Он горестно посмотрел на чародея, и Магнус ответил ему осуждающим взглядом.

Уилл прошептал:

– Не могу же я быть совсем один! Джем – все, что у меня есть.

– Ты должен был сказать ему! Даже зная об опасности, он все равно бы стал твоим побратимом.

– Ему пришлось бы с этим жить! Никому бы он не рассказал, но Джем страдал бы за меня, видя, как я причиняю боль другим! Скажи я Шарлотте, Генри и остальным, что мое отвратительное поведение – просто маска, они бы меня жалели! Думаешь, приятно говорить им всем гадости, бродить по улицам, делая вид, что пьянствуешь в кабаках и шляешься по борделям?! Да я терпеть этого не могу!

– И все эти годы ты не говорил о проклятии никому? Только мне?

– Я не мог. Ведь если бы они узнали правду, то относились бы ко мне иначе! Сначала жалость, потом привязанность, а потом…

– А за меня ты не боишься? – поднял брови Магнус.

– Что ты меня полюбишь?! – Уилл вытаращил глаза. – Да ведь ты ненавидишь нефилимов, разве нет? К тому же вы, чародеи, способны избавляться от нежелательных эмоций. Но вот другие – Шарлотта, Генри и остальные, – если узнают, что я не тот, кем кажусь, увидят меня настоящего… вдруг они полюбят меня?..

– И умрут, – закончил Магнус.

* * *

Шарлотта расцепила пальцы и медленно подняла голову.

– И вы понятия не имеете, куда он отправился? – спросила она в третий раз. – Уилл просто взял и исчез?..

– Шарлотта, – мягко произнес Джем. Они сидели все в той же гостиной, стены которой украшали обои с цветами и гроздями винограда. Софи стояла у камина, перемешивая угли кочергой, чтобы они как следует прогорели. Генри сидел за столом, перебирая медные инструменты, Джессамина расположилась на оттоманке, а Шарлотта – в кресле возле огня. Тесса и Джем немного чопорно восседали на диване бок о бок, и девушке казалось, будто они в гостях.
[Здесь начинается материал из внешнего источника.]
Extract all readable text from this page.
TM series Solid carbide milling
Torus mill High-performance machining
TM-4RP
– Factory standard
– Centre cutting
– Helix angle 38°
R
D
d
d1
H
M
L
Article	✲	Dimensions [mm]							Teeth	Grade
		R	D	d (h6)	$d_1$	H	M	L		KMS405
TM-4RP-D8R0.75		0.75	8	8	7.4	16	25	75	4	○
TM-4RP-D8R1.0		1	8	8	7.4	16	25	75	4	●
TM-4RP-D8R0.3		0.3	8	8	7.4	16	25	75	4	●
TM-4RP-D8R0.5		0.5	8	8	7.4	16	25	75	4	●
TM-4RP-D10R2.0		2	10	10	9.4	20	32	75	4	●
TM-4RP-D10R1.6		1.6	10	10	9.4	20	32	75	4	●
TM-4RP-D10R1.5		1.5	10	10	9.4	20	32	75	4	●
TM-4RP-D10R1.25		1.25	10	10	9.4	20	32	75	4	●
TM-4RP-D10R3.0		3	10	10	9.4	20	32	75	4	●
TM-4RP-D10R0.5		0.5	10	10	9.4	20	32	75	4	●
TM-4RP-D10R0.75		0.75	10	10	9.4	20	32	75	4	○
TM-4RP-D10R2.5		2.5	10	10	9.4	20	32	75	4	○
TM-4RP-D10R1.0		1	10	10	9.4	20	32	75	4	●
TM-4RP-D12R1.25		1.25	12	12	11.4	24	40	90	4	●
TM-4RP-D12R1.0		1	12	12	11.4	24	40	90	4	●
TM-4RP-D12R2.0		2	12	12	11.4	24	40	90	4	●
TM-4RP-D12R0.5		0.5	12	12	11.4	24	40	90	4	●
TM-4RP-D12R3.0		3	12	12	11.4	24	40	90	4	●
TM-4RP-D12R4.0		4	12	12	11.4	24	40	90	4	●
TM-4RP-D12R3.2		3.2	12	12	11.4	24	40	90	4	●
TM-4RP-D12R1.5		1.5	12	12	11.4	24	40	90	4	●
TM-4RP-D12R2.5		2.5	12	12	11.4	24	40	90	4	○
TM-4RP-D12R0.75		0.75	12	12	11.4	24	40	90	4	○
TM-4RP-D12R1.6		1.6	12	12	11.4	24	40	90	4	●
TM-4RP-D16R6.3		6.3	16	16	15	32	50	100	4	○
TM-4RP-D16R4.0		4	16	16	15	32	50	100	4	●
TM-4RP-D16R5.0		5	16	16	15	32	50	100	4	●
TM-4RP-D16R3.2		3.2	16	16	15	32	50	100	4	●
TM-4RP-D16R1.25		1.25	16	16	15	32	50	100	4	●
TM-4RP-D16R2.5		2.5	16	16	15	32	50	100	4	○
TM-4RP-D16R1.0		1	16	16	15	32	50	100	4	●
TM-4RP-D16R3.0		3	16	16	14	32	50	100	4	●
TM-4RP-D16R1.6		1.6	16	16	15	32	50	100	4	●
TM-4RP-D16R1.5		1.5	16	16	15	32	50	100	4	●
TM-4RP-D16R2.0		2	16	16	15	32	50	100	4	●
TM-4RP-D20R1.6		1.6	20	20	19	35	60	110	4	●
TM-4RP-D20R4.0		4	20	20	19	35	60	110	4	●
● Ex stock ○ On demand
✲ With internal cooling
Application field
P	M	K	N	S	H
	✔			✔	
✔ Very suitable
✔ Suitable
Она наелась бутербродов, которые на скорую руку сготовила Бриджет, и напилась чаю, ей стало тепло и хорошо. – В этом нет ничего из ряда вон выходящего. Кто знает, где Уилл бродит по ночам?

– Это совсем другое дело! Он видел свою семью, по крайней мере сестру. Ах, бедный Уилл! – Голос Шарлотты дрогнул от волнения. – А я-то думала, что он наконец начал их забывать…

– Нельзя забыть своих родных! – отрезала Джессамина. Она сидела на оттоманке с набором акварельных красок и кисточек, поскольку решила заняться каким-нибудь более подобающим юным леди делом и взялась рисовать, вырезать силуэты, собирать гербарий и играть на клавикордах. Уилл, будучи особенно не в духе, как-то заявил, что ее пение навевает на него тоску и мысли о церкви.

– Конечно нельзя! – поспешно согласилась Шарлотта. – Но, может, если не вспоминать о них каждый день, будет не так тяжело.

– Можно подумать, тогда Уилл стал бы просто душкой! – ответила Джессамина. – Навряд ли ему настолько важна семья, ведь он сбежал от них!

– Да как ты смеешь утверждать такое?! – задохнулась от возмущения Тесса. – Ведь никто не знает, почему он ушел из дому. Если б ты видела его в поместье Рэвенскар!..

– Поместье Рэвенскар, – повторила Шарлотта, глядя в огонь. – Почему они выбрали тогда именно его?..

– Фу-ты, ну-ты! – воскликнула Джессамина, метнув сердитый взгляд на Тессу. – Они хотя бы живы. Держу пари, он вовсе не грустил, просто сделал вид. Он всегда притворяется!

Тесса обернулась к Джему, ища поддержки, но он сверлил Шарлотту суровым и колючим взглядом.

– Что значит тогда? Ты что, была в курсе, что семья Уилла переехала?

– Ах, Джем… – вздохнула она.

– Это важно, говори, Шарлотта.

Она посмотрела на коробочку с любимыми лимонными леденцами и сказала:

– Когда Уиллу было двенадцать, родители приехали в Институт, но он даже не вышел из своей комнаты… Я умоляла его встретиться с ними, хотя бы на минуту, но нет. Я попыталась объяснить, что если они уйдут сейчас, то он больше никогда их не увидит. И никаких новостей. Он взял меня за руку и сказал: «Пожалуйста, пообещай, что, если они умрут, ты сообщишь мне, Шарлотта. Обещай!» – Она опустила глаза и потеребила рукав платья. – Так странно было услышать это от маленького мальчика! Я не смогла отказать.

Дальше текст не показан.